E então que chegamos à beira de 2019, um precipício no qual já pulamos. Antes mesmo de tomar posse, Bolsonaro já bagunçou o coreto, mostrando que vai copiar Trump até no modelo de permanecer em campanha permanente após ser eleito – com muito firehosing pela frente. Montou um gabinete ministerial rachado por temas, ancorado em políticos do DEM, militares e ideólogos indicados pelo astrólogo Olavo de Carvalho. Criou dois “superministros”, o “posto Ipiranga” da Economia Paulo Guedes e o ex-capo da Lava Jato Sergio Moro, que podem lhe dar (ou tomar) uma tremenda dor de cabeça. Criou atritos com a Liga Árabe, causou a retirada dos médicos cubanos do programa Mais Médicos, bateu continência para o beligerante secretário norte-americano John Bolton, extinguiu o ministério do Trabalho, deve cortar verbas do sistema S (incluindo SESC, Senai, etc), pode acabar com o Simples Nacional, disse que o trabalho com carteira assinada tem que virar trabalho informal, a lista é longa.

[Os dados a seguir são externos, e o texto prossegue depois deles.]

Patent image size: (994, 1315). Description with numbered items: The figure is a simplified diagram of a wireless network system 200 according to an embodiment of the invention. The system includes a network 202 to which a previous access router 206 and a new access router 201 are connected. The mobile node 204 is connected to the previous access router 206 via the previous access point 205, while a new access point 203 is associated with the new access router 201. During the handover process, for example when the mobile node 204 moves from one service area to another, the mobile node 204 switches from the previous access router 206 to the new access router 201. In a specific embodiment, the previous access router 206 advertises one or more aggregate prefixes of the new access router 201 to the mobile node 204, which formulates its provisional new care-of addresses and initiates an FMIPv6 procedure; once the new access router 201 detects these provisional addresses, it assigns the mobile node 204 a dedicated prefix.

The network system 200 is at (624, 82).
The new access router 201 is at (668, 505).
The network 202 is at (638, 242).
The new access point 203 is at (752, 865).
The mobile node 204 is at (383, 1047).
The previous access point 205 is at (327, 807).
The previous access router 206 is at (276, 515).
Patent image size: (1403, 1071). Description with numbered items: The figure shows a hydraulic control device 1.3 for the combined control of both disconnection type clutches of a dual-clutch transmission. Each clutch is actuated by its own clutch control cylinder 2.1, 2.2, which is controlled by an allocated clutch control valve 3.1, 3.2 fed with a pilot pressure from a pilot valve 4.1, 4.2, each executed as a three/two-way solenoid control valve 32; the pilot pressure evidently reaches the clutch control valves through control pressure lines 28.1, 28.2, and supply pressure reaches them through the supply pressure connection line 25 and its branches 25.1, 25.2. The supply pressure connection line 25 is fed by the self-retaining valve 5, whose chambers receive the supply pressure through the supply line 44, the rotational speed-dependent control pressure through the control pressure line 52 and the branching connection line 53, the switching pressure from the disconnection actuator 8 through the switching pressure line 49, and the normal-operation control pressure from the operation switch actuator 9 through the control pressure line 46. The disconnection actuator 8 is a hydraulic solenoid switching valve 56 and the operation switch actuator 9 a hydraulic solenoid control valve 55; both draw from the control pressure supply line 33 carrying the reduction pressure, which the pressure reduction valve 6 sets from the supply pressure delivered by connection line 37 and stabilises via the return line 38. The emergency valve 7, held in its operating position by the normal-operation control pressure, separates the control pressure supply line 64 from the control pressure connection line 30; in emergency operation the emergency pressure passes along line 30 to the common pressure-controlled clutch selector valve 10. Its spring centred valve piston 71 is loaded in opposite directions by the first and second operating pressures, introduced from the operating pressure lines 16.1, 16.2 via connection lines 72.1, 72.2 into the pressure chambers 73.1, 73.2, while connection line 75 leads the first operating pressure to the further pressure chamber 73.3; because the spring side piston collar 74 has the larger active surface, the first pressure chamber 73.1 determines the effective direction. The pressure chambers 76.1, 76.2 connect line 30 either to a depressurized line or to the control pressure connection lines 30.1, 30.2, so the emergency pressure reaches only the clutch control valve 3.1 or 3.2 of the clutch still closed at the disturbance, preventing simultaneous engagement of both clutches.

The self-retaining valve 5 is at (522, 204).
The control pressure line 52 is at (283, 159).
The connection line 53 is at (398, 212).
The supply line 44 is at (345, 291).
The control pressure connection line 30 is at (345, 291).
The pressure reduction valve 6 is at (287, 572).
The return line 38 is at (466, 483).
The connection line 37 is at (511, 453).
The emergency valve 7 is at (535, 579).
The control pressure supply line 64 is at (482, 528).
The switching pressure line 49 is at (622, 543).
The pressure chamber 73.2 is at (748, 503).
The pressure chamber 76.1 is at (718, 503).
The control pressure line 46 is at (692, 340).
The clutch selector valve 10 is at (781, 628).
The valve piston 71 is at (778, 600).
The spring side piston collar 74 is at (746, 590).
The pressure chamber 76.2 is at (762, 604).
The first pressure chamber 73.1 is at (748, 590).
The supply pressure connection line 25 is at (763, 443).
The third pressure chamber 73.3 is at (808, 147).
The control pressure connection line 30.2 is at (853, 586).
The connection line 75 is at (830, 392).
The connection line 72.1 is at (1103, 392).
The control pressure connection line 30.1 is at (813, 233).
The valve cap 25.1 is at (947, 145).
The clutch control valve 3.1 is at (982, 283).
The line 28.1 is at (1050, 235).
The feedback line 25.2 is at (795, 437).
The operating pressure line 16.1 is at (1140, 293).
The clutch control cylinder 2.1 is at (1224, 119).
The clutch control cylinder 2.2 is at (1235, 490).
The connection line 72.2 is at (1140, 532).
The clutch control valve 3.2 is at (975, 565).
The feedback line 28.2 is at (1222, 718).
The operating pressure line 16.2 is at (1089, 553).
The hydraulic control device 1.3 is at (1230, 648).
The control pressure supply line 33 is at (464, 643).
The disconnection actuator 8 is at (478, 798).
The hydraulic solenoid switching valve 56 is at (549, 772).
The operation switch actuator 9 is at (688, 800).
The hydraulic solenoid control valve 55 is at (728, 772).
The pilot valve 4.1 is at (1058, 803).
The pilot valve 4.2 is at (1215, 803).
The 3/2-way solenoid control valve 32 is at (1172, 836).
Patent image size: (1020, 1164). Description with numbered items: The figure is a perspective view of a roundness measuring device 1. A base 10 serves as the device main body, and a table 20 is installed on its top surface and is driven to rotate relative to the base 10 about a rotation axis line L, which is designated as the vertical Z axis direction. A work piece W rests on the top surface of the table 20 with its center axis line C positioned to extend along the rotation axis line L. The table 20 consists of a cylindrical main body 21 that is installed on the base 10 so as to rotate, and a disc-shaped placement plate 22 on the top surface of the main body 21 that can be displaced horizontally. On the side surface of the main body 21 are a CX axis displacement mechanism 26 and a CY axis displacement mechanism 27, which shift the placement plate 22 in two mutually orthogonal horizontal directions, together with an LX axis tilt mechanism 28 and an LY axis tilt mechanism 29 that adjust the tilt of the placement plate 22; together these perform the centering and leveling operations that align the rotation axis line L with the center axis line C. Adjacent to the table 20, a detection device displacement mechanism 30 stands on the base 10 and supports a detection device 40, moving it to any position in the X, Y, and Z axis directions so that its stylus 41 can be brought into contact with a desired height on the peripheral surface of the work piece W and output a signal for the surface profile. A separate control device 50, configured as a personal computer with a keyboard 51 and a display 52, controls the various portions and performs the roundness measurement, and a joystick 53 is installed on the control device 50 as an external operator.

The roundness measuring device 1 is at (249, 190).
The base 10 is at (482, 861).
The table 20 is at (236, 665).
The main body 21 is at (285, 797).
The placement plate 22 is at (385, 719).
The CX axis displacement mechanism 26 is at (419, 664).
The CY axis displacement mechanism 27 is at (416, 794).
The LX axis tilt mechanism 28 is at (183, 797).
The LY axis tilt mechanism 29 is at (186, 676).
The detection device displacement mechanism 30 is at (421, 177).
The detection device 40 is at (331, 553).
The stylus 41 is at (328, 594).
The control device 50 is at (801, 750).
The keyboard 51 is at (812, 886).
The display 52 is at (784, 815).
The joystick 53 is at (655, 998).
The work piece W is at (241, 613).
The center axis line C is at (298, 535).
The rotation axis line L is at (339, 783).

Diante de tudo isso, de tanto desespero e dor, o que fazer, camarada? Primeiro, respire. Eles te querem confuso e frustrado, essa é a tática deles. Dê um tempo a si. Depois, você viu as notícias no mundo? A extrema-direita foi derrotada nas eleições municipais da POLÔNIA. Milhares de pessoas estão nas ruas contra Orbán na HUNGRIA. Os democratas ganharam a Câmara dos EUA, e Trump está chafurdando em denúncias de corrupção. A popularidade de Duterte está afundando. O desastre do Brexit vai jogar o Reino Unido na mão da ala mais radical do Partido Trabalhista. Até Xi Jinping está se embrenhando em maus lencóis. A história é cíclica e o pêndulo tem se movido cada vez mais depressa. Organize-se, use a internet para encontrar pessoas no mundo real – aprenda a trabalhar junto com gente diferente num ambiente fora do trabalho. E, acima de tudo, sonhe. Nossa crise, no final, é de imaginação – afinal, “é mais fácil imaginar o fim do mundo do que o fim do capitalismo”, não? Precisamos de novas utopias, de um plano para quando a bomba estourar e jogarem a batata quente no nosso colo. Bora nessa.